We had a client with front-bumper damage to a Tesla which in the “old days” (2 years ago) probably would’ve cost about $10,000 to fix, but they had the entire $95,000 car totaled because the sensor that read for forward obstacles was damaged and no one would/could repair it. And since the whole concept of insurance is that neighbors pay for their peers’ losses, all insurance premiums have increased substantially to account for these realities.
This feels especially acute because of the rapid rise in consumer acceptance of this technology. This hasn’t been a slow boil, but a rapid social change and it’s likely here to stay. Even as driverless cars begin to enter the market, there will be accidents, and we’ll see auto premiums for those who drive their own cars have to respond. If there are fewer car owners, there will be fewer people to whom the risk can be spread, leaving the supply of insurance-loss funders (policyholders) in shorter supply. This will mean even higher premiums.
When deciding what to do with your insurance, it helps if you think down the road to the day in the future when you have a loss and need a claim adjusted.

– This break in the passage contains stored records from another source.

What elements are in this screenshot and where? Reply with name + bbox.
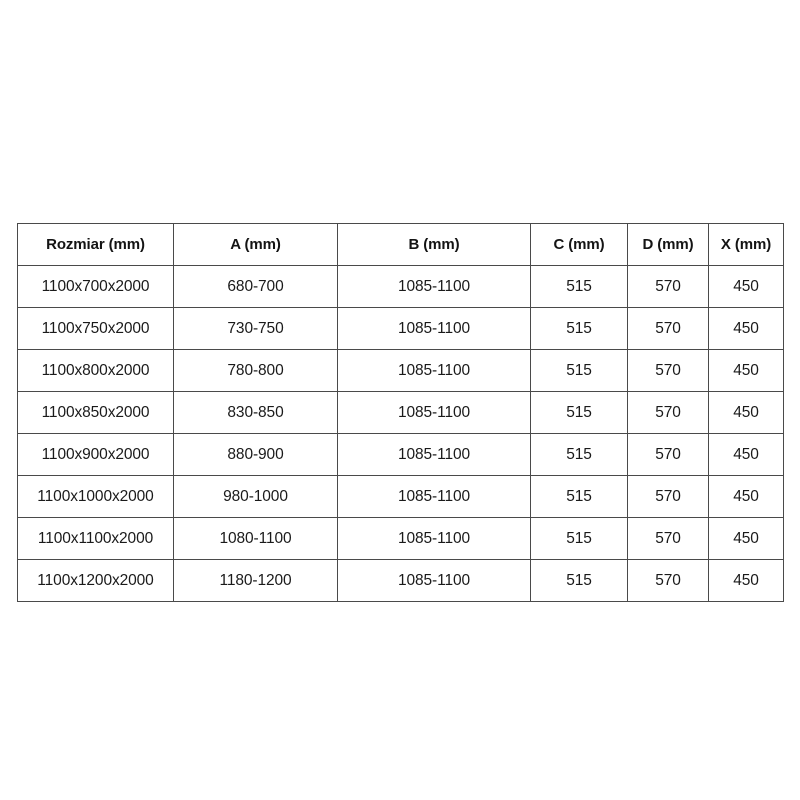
cell-d: 570 <box>627 265 709 308</box>
cell-c: 515 <box>530 349 628 392</box>
cell-size: 1100x850x2000 <box>17 391 174 434</box>
table-row: 1100x1000x2000 980-1000 1085-1100 515 57… <box>17 475 784 518</box>
cell-a: 830-850 <box>173 391 338 434</box>
cell-b: 1085-1100 <box>337 433 531 476</box>
table-row: 1100x850x2000 830-850 1085-1100 515 570 … <box>17 391 784 434</box>
cell-b: 1085-1100 <box>337 559 531 602</box>
table-row: 1100x750x2000 730-750 1085-1100 515 570 … <box>17 307 784 350</box>
column-header-c: C (mm) <box>530 223 628 266</box>
table-row: 1100x700x2000 680-700 1085-1100 515 570 … <box>17 265 784 308</box>
cell-a: 730-750 <box>173 307 338 350</box>
table-body: 1100x700x2000 680-700 1085-1100 515 570 … <box>17 265 784 602</box>
cell-size: 1100x750x2000 <box>17 307 174 350</box>
cell-c: 515 <box>530 265 628 308</box>
cell-b: 1085-1100 <box>337 349 531 392</box>
cell-x: 450 <box>708 349 784 392</box>
cell-c: 515 <box>530 475 628 518</box>
cell-a: 780-800 <box>173 349 338 392</box>
table-row: 1100x1100x2000 1080-1100 1085-1100 515 5… <box>17 517 784 560</box>
cell-a: 680-700 <box>173 265 338 308</box>
cell-size: 1100x700x2000 <box>17 265 174 308</box>
cell-d: 570 <box>627 349 709 392</box>
cell-a: 880-900 <box>173 433 338 476</box>
cell-b: 1085-1100 <box>337 265 531 308</box>
cell-d: 570 <box>627 307 709 350</box>
cell-size: 1100x1100x2000 <box>17 517 174 560</box>
cell-x: 450 <box>708 433 784 476</box>
cell-d: 570 <box>627 433 709 476</box>
cell-x: 450 <box>708 391 784 434</box>
cell-size: 1100x1200x2000 <box>17 559 174 602</box>
column-header-a: A (mm) <box>173 223 338 266</box>
cell-size: 1100x800x2000 <box>17 349 174 392</box>
column-header-rozmiar: Rozmiar (mm) <box>17 223 174 266</box>
cell-d: 570 <box>627 517 709 560</box>
cell-x: 450 <box>708 265 784 308</box>
column-header-b: B (mm) <box>337 223 531 266</box>
cell-d: 570 <box>627 559 709 602</box>
column-header-d: D (mm) <box>627 223 709 266</box>
cell-x: 450 <box>708 475 784 518</box>
dimensions-table-container: Rozmiar (mm) A (mm) B (mm) C (mm) D (mm)… <box>17 223 784 602</box>
cell-size: 1100x1000x2000 <box>17 475 174 518</box>
cell-b: 1085-1100 <box>337 517 531 560</box>
table-row: 1100x800x2000 780-800 1085-1100 515 570 … <box>17 349 784 392</box>
cell-a: 980-1000 <box>173 475 338 518</box>
table-header-row: Rozmiar (mm) A (mm) B (mm) C (mm) D (mm)… <box>17 223 784 266</box>
table-row: 1100x900x2000 880-900 1085-1100 515 570 … <box>17 433 784 476</box>
cell-x: 450 <box>708 307 784 350</box>
cell-a: 1080-1100 <box>173 517 338 560</box>
cell-b: 1085-1100 <box>337 307 531 350</box>
column-header-x: X (mm) <box>708 223 784 266</box>
cell-x: 450 <box>708 559 784 602</box>
cell-c: 515 <box>530 391 628 434</box>
cell-size: 1100x900x2000 <box>17 433 174 476</box>
cell-b: 1085-1100 <box>337 391 531 434</box>
shower-enclosure-dimensions-table: Rozmiar (mm) A (mm) B (mm) C (mm) D (mm)… <box>17 223 784 602</box>
cell-x: 450 <box>708 517 784 560</box>
cell-c: 515 <box>530 433 628 476</box>
table-row: 1100x1200x2000 1180-1200 1085-1100 515 5… <box>17 559 784 602</box>
cell-a: 1180-1200 <box>173 559 338 602</box>
cell-d: 570 <box>627 391 709 434</box>
table-header: Rozmiar (mm) A (mm) B (mm) C (mm) D (mm)… <box>17 223 784 266</box>
cell-b: 1085-1100 <box>337 475 531 518</box>
cell-c: 515 <box>530 559 628 602</box>
cell-c: 515 <box>530 517 628 560</box>
cell-c: 515 <box>530 307 628 350</box>
cell-d: 570 <box>627 475 709 518</box>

Having that end-result in mind should help you decide what to do.
There are some objective criteria you’ll want to touch on, namely:
- Do you want to manage a home loss within a finite window of policy limits, or do you want to be worry-free with a guarantee of full replacement?
- Do you want to leave the calculation of your car’s value for after the loss, or do you want to know ahead of time exactly how much you’ll be paid if it’s totaled?
- Are you fine with insuring some valuables for only certain losses, or do you want your special property covered for almost any damage or loss?
- Do you want to be forced to rebuild your home in order to get full benefits, or might you like to take the cash and either do it yourself, or move elsewhere?
And then there are some more qualitative results you’ll want to consider, namely:
- How quickly will you want to be called back, given answers, have estimates completed, bills paid, etc.?
- Are you willing to “work” and apply your own efforts to get your claim resolved, or do you just want things handled and resolved and leave you out of it?
- Will you cooperate and understand claim cost-cutting initiatives, or will that upset you and leave you feeling “nickeled and dimed”?
It’s unfortunate that our industry doesn’t do a good job of convincing people that insurance isn’t a commodity. That’s probably because the ones that do the most advertising/convincing wouldn’t attract many customers if they tried to compete on quality. But we see everyday that entry-level insurance usually gets entry-level claims results, either because the design was no good in the first place, or because the adage that you get what you pay for is actually often true. So don’t believe the hype – be clear in your expectations and then seek the design and execution of your insurance to answer to them.